In the Act 47 Plan, the coordinator lays out the extent of the ongoing problems. Pittsburgh must deal with its unfunded pension liability ($523 million before the market downturn) and general obligation debt ($723 million) along with unfunded liabilities associated with other retiree healthcare benefits ($320 million) and the unfunded long-term cost of workers’ compensation ($128 million).  Combined those four items total $1.7 billion, roughly what the City would spend in its general fund budget over a four year period.

 To combat the legacy costs the Act 47 Plan recommends putting more money aside annually ($10 to $14 million above the $48 million currently set aside), starting a trust fund for retiree health care, avoiding additional borrowing, and monitoring workers’ compensation claims and treatment for those on compensation.  While there is no shortage of ideas on how to reform the local government pension system in Pennsylvania and how reform might benefit Pittsburgh’s predicament, the Recovery Plan tries to keep its solutions “under current statutory constraints” without relying on a statewide overhaul of employee benefits.

 Other major points in the Act 47 Plan:


  • City employment has fallen 10 percent since 2004: In 2004 the original Recovery Plan noted that “reductions in the size of the Pittsburgh workforce can be an important contributor to fiscal recovery, so long as this goal can be achieved without severe, adverse service impacts”.  It makes sense: an employee reduction saves on wages, stops the accumulation of fringe benefits like pensions, and eliminates the chance of a workplace injury that adds to workers’ compensation.  As the Allegheny Institute studies have shown, Pittsburgh has had and continues to have significantly more employees per 1,000 people than comparably sized U.S. cities. So there is room for further reductions.
  • City workers still enjoy good benefits: “City workers receive health, retirement, and paid leave benefits superior to private sector norms and competitive with public employer standards”.  It is important to note that while City workers are receiving defined benefit plans the private sector and other state and local governments (including the state of Pennsylvania) have greater access to defined contribution plans.  Baseline budget projections show that fringe benefits are expected to grow 27.5 percent from 2009 to 2013. 
  • To that end, the City will pay $93 million in FY2009 just for retiree benefits:  Counting pension fund contributions, debt service on pension bonds, retiree health care (eliminated for those hired after December 31, 2004), Medicare, and Social Security, the City will pay about one-fifth of its budgeted expenditures toward retiree benefits. 

 In sum, despite the tax overhaul in 2005 which netted the City additional revenues and even though the Recovery Plan notes that “from 2005-2008 the City’s general fund revenues outpaced the general rate of inflation” there still is not enough money to meet the City’s spending needs. 

 According to the Act 47 plan 74 percent of the City’s general fund outlays are tied to employee-related expenses.

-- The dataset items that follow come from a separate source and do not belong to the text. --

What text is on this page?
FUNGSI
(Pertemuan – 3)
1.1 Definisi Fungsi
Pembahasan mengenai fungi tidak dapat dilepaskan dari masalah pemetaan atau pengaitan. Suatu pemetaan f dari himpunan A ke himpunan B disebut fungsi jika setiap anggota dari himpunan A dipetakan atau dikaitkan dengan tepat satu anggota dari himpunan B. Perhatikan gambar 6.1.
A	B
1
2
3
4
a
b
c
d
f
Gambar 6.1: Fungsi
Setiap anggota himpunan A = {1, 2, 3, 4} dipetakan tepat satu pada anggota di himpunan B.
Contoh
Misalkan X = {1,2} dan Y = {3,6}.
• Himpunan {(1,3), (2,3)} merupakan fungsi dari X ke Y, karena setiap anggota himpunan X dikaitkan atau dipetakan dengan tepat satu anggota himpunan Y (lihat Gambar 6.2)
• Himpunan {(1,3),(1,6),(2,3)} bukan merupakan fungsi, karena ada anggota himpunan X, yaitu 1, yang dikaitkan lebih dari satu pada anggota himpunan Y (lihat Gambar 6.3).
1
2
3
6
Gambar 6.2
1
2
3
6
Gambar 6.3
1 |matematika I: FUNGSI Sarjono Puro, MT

The Plan also shows that the reduction in workforce has not resulted in a “severe or adverse” impact on services and that City employees are richly rewarded: especially on benefits that are superior to those enjoyed by other workers.  And now, by mentioning the possibility of tax increases on nonresidents (despite the fact that the Plan earlier said that it would work within existing statutory constraints) City officials, residents, and employees will focus on how the state can once again step in to alleviate their revenue problem. 

 A far better approach to solving Pittsburgh’s problems would be to embrace the Allegheny Institute’s recommendation for general fund spending: adopt, by home rule charter amendment, a strict spending cap that holds per-capita inflation adjusted spending constant, or even better, holds total spending flat for at least five years.  That would radically alter the five year expenditure trajectory and could deliver a nice surplus to be set aside for legacy costs and possibly allow for tax reductions.

 In short, Pittsburgh simply must address the profligacy of its past spending head on. The City cannot expect the state, with all its own problems, to keep riding to the rescue.